The Liquidator is in full control of the affairs of the company and the liquidation fund. Creditors have a right to expect, at a minimum, that the Liquidator will conduct the Liquidation in strict compliance with the law and code that regulates the process. What may at times appear to be indifferent to the impact on creditors may be explained by necessity of the Liquidator to be, and to be seen to be, compliant in every respect.

However, a skilled and experienced Liquidator brings other important qualities to the table:
- An experienced Liquidator will be certain about who their duty is owed to, will be knowledgeable of the law, will be committed to meeting its expectations, and will have a sense of empathy while doing so.
- They will know that the core objective of the liquidation is to realise property, minimise cost while doing so and distribute the net proceeds.
- They will not have any control over the extent of that property or the volume of creditors who can claim, but the experienced liquidator will know how to achieve the best price possible in the circumstances.
How Liquidation funds are distributed under NZ law
Understanding who gets paid first—and in what order—during liquidation is essential for creditors seeking repayment.
- First, the Liquidator gets paid for their work from the proceeds of the property that is sold.
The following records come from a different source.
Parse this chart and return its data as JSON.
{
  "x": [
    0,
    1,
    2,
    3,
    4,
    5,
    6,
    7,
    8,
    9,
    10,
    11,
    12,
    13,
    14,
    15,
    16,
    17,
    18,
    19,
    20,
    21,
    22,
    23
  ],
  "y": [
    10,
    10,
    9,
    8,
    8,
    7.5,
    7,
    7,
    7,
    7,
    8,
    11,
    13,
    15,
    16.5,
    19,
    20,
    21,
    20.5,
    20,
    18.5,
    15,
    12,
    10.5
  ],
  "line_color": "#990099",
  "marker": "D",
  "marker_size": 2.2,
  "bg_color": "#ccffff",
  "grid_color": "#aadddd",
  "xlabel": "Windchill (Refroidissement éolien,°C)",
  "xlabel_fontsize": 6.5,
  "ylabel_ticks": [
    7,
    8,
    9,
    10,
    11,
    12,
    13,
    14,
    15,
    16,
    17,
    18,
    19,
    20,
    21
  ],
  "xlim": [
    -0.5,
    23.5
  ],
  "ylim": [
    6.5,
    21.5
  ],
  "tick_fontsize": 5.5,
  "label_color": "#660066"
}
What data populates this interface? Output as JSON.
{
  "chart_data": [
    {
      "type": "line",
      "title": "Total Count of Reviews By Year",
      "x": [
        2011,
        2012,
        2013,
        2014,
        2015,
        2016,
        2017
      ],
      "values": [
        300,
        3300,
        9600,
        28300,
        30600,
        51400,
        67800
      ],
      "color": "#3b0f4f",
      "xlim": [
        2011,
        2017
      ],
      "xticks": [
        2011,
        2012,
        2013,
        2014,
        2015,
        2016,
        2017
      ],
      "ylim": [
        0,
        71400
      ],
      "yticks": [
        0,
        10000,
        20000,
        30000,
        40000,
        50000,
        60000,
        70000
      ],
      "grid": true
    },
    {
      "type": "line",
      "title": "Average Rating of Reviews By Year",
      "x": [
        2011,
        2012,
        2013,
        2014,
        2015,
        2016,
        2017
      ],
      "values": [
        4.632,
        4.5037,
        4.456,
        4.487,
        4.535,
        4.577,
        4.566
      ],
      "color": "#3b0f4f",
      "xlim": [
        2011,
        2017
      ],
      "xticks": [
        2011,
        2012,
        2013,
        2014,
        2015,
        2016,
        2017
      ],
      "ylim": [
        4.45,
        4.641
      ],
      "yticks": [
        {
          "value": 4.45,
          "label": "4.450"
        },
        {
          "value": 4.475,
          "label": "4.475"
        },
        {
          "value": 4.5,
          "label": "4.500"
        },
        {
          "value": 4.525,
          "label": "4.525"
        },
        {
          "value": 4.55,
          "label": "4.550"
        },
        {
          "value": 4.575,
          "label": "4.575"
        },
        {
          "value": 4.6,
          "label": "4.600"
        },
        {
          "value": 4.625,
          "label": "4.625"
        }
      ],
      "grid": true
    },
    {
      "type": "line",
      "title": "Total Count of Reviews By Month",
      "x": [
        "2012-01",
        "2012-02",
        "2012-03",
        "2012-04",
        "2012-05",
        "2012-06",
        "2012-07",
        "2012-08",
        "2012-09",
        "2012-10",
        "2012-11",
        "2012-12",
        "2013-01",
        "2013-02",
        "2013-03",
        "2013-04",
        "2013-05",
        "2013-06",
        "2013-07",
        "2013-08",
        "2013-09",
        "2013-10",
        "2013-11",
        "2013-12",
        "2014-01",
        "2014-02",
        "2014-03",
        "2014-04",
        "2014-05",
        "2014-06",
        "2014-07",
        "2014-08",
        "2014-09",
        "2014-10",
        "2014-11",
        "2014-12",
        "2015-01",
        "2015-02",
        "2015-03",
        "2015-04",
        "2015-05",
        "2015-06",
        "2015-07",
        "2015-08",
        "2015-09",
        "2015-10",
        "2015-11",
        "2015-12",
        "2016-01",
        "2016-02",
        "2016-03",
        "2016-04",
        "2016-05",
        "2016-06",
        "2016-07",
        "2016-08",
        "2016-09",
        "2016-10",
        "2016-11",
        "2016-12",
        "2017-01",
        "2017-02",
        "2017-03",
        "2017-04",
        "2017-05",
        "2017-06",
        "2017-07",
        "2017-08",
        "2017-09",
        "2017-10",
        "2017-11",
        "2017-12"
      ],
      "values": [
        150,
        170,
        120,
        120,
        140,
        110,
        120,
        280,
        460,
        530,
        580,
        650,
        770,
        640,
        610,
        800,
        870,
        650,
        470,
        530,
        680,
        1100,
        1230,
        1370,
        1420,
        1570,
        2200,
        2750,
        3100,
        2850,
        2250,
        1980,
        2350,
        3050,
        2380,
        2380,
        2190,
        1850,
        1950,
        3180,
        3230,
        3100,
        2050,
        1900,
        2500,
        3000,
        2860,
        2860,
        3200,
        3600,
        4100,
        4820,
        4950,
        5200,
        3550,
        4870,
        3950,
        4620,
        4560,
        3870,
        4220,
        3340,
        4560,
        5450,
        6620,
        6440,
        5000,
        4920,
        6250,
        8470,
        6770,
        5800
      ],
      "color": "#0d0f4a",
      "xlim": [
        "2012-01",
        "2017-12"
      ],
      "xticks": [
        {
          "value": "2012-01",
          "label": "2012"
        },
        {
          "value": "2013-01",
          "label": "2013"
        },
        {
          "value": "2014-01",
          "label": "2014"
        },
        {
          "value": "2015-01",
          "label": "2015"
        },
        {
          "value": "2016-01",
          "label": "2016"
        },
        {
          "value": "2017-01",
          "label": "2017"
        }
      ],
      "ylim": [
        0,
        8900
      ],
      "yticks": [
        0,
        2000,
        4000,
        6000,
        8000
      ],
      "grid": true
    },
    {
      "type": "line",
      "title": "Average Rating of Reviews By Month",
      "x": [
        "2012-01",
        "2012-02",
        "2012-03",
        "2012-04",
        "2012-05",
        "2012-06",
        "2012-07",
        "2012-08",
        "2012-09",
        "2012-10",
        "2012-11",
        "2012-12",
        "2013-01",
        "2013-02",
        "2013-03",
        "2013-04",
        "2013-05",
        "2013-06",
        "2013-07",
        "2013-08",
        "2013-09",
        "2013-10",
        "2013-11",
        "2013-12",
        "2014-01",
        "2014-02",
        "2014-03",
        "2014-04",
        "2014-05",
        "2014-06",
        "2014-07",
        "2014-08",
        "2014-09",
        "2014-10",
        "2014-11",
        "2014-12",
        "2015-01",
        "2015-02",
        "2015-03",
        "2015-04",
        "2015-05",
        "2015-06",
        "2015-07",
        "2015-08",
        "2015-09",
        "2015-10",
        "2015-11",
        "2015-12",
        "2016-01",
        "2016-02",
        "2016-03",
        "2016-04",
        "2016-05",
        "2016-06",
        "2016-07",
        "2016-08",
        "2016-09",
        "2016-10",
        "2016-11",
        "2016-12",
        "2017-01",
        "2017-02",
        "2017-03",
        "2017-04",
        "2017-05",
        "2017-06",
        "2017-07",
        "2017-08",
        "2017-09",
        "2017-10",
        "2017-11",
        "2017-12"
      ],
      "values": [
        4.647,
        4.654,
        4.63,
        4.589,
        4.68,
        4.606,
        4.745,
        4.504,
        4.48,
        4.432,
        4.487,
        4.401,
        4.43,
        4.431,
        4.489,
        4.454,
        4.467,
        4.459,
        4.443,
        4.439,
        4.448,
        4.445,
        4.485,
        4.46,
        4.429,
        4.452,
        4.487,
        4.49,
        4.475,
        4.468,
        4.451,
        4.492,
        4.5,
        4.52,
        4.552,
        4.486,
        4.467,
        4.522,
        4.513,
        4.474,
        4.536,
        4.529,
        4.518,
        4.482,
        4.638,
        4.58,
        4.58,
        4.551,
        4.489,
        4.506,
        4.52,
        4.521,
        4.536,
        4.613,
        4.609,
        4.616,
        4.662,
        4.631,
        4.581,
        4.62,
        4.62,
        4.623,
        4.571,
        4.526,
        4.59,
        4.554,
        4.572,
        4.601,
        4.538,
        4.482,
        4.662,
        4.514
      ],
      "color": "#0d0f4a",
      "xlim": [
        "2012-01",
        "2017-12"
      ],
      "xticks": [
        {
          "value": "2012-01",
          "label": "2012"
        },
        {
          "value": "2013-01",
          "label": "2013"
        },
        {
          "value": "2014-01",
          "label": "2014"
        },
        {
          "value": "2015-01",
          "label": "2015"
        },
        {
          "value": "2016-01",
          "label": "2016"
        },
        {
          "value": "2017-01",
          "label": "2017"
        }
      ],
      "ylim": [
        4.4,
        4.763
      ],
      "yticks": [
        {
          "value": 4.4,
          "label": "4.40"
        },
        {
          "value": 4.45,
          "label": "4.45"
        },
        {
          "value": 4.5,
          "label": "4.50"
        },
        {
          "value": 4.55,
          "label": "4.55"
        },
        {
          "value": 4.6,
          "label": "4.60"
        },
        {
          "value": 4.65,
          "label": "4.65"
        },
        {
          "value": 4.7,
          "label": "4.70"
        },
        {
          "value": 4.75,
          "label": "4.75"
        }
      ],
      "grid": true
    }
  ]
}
They are the first-ranking claimants for costs and fees incurred.
- Next, Employee Entitlements will be paid with Inland Revenue as the third-ranking claimant.
- There are other preferential creditors on the list, but they often do not feature as a claimant.
- Funds are distributed in accordance with the waterfall ranking of preferential creditors, then to non-preferential creditors, until the funds run out.
- Frequently the value of the property sold does not go down the list very far.

Restructuring business is a craft and we’re passionate about our outcomes. Bryan Williams is a registered insolvency practitioner, an INSOL Fellow and member of RITANZ. Bryan has over 30 years of experience in the insolvency industry and established BWA Insolvency in 1993. Get in touch today.
What it takes to become a Liquidator in NZ
To become registered, the applicant, if an accountant, must have done at least 1,000 hours of senior-level work in the field of insolvency and have at least five years’ experience undertaking work on insolvency engagements.
If the applicant is not an accountant, at least 2000 hours of senior-level work must have been undertaken, as well as five years of experience undertaking work on insolvency engagements. To be accepted, the applicant will have skills in Accounting, Law, Human Resources, Business Structure, Human Relations and Dispute Resolution. The Registered Insolvency Practitioner must be a member of a recognised body. In New Zealand, most will be a member of RITANZ (Restructuring Insolvency and Turnaround Association of New Zealand). RITANZ members are bound by a Code of Conduct that demands the highest level of professional conduct in both personal and professional life. A Liquidator, on appointment, becomes an Officer of the High Court and is expected to consider and deal with the affairs of the company in liquidation in a manner that would align with the findings of a High Court Judge.
Industry commentators record that to be considered experienced in the insolvency industry, a Practitioner will need to have at least 20 years of consistent and dedicated activity behind them.